YEMEN, Dec 19: Several container ships in the Red Sea are at anchor or have disabled their tracking systems in response to recent maritime attacks by Yemen’s Iran-aligned Houthis along the major East-West trade route. This has prompted concerns about potential disruptions to international commerce. In reaction to the attacks, a US-led international force is patrolling waters near Yemen.

The US is expanding a multinational maritime security force, Operation Prosperity Guardian, in response to increasing missile and drone attacks by Iran-backed Houthi rebels in Yemen. This initiative aims to protect ships in the Red Sea from Houthi threats, particularly as recent attacks have raised concerns about the flow of commerce and endangered mariners. Led by Task Force 153 under the Combined Maritime Forces, the effort involves collaboration with international partners.

The Red Sea, linked to the Mediterranean by the Suez Canal, serves as a crucial shipping route between Europe and Asia, with about 12% of global shipping traffic transiting through the canal. Major shippers, including Hapag Lloyd, MSC, Maersk, BP, and Frontline, have announced plans to avoid the Red Sea route and reroute via the Cape of Good Hope in southern Africa.

Despite these announcements, some ships continue to navigate the Red Sea. Several vessels, equipped with armed guards, are present in the waterway. Notably, at least 11 container ships heading towards countries like Singapore, Malaysia, and the United Arab Emirates are currently anchored in the Red Sea between Sudan and Saudi Arabia.

Data reveals that four MSC container ships in the Red Sea have turned off their transponders since December 17, likely to avoid detection. Some vessels are also using alternative locations to mask their positions when approaching the Yemeni coastline.

Denmark’s Maersk temporarily halted all container shipments through the Red Sea following a “near-miss incident” involving the vessel Maersk Gibraltar.

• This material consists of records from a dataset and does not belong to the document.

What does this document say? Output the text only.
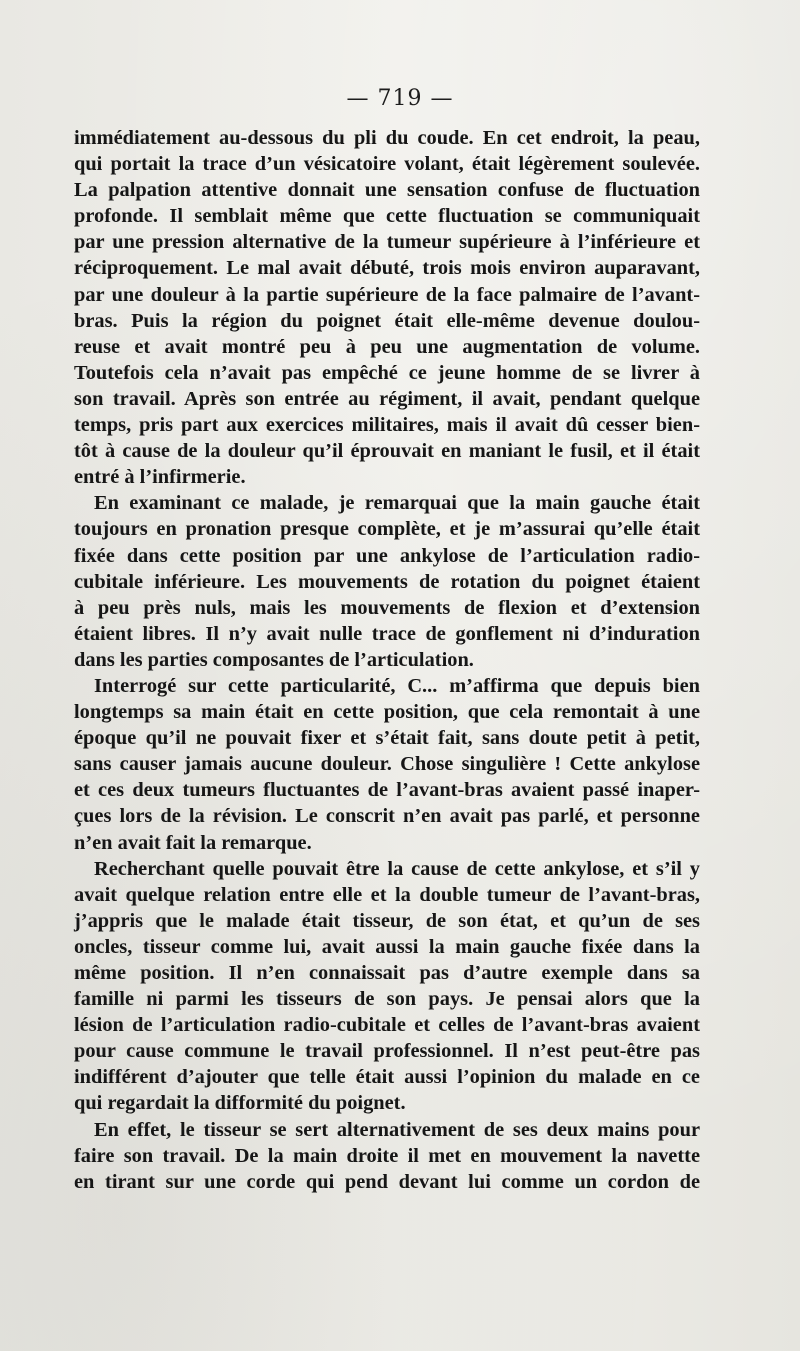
— 719 —
immédiatement au-dessous du pli du coude. En cet endroit, la peau,
qui portait la trace d’un vésicatoire volant, était légèrement soulevée.
La palpation attentive donnait une sensation confuse de fluctuation
profonde. Il semblait même que cette fluctuation se communiquait
par une pression alternative de la tumeur supérieure à l’inférieure et
réciproquement. Le mal avait débuté, trois mois environ auparavant,
par une douleur à la partie supérieure de la face palmaire de l’avant-
bras. Puis la région du poignet était elle-même devenue doulou-
reuse et avait montré peu à peu une augmentation de volume.
Toutefois cela n’avait pas empêché ce jeune homme de se livrer à
son travail. Après son entrée au régiment, il avait, pendant quelque
temps, pris part aux exercices militaires, mais il avait dû cesser bien-
tôt à cause de la douleur qu’il éprouvait en maniant le fusil, et il était
entré à l’infirmerie.
En examinant ce malade, je remarquai que la main gauche était
toujours en pronation presque complète, et je m’assurai qu’elle était
fixée dans cette position par une ankylose de l’articulation radio-
cubitale inférieure. Les mouvements de rotation du poignet étaient
à peu près nuls, mais les mouvements de flexion et d’extension
étaient libres. Il n’y avait nulle trace de gonflement ni d’induration
dans les parties composantes de l’articulation.
Interrogé sur cette particularité, C... m’affirma que depuis bien
longtemps sa main était en cette position, que cela remontait à une
époque qu’il ne pouvait fixer et s’était fait, sans doute petit à petit,
sans causer jamais aucune douleur. Chose singulière ! Cette ankylose
et ces deux tumeurs fluctuantes de l’avant-bras avaient passé inaper-
çues lors de la révision. Le conscrit n’en avait pas parlé, et personne
n’en avait fait la remarque.
Recherchant quelle pouvait être la cause de cette ankylose, et s’il y
avait quelque relation entre elle et la double tumeur de l’avant-bras,
j’appris que le malade était tisseur, de son état, et qu’un de ses
oncles, tisseur comme lui, avait aussi la main gauche fixée dans la
même position. Il n’en connaissait pas d’autre exemple dans sa
famille ni parmi les tisseurs de son pays. Je pensai alors que la
lésion de l’articulation radio-cubitale et celles de l’avant-bras avaient
pour cause commune le travail professionnel. Il n’est peut-être pas
indifférent d’ajouter que telle était aussi l’opinion du malade en ce
qui regardait la difformité du poignet.
En effet, le tisseur se sert alternativement de ses deux mains pour
faire son travail. De la main droite il met en mouvement la navette
en tirant sur une corde qui pend devant lui comme un cordon de
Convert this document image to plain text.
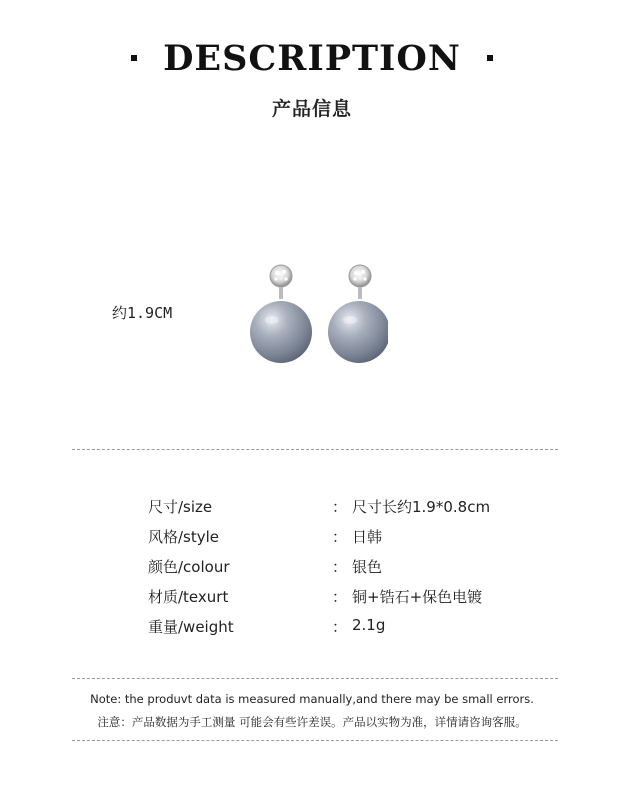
DESCRIPTION
产品信息
约1.9CM
尺寸/size	： 尺寸长约1.9*0.8cm
风格/style	： 日韩
颜色/colour	： 银色
材质/texurt	： 铜+锆石+保色电镀
重量/weight	： 2.1g
Note: the produvt data is measured manually,and there may be small errors.
注意：产品数据为手工测量 可能会有些许差误。产品以实物为准，详情请咨询客服。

The impact on global trade depends on the duration of the crisis, but immediate concerns include increased insurance premiums and longer shipping routes.

The Iran-backed Houthis have targeted commercial shipping vessels in the southern Red Sea, exacerbating tensions in the Israel-Hamas conflict. The crisis’s impact on global trade remains uncertain, with potential repercussions on insurance costs and shipping routes.

Vortexa’s freight analyst Ioannis Papadimitriou noted a 25% increase in the price of a Suezmax for transporting crude from the Middle East to Europe within a week. While the disruption in the Red Sea may not significantly affect crude and liquefied natural gas (LNG) prices, the redirection of oil flows could impact spot crude prices.

Goldman Sachs suggests that redirecting all 7 million barrels per day of oil flows could raise spot crude prices by $3-4 per barrel. Some oil tanker owners are incorporating a Cape of Good Hope option into shipping contracts as a precautionary measure.

An Asian buyer of naphtha mentioned that their vessels are still using the Red Sea route due to the time-consuming nature of rerouting via the Cape of Good Hope. Some oil tanker owners are adding a Cape of Good Hope option to shipping contracts, and Alibaba’s Cainiao logistics arm anticipates slightly longer delivery times and shipping fees but expects minimal impact on the business overall.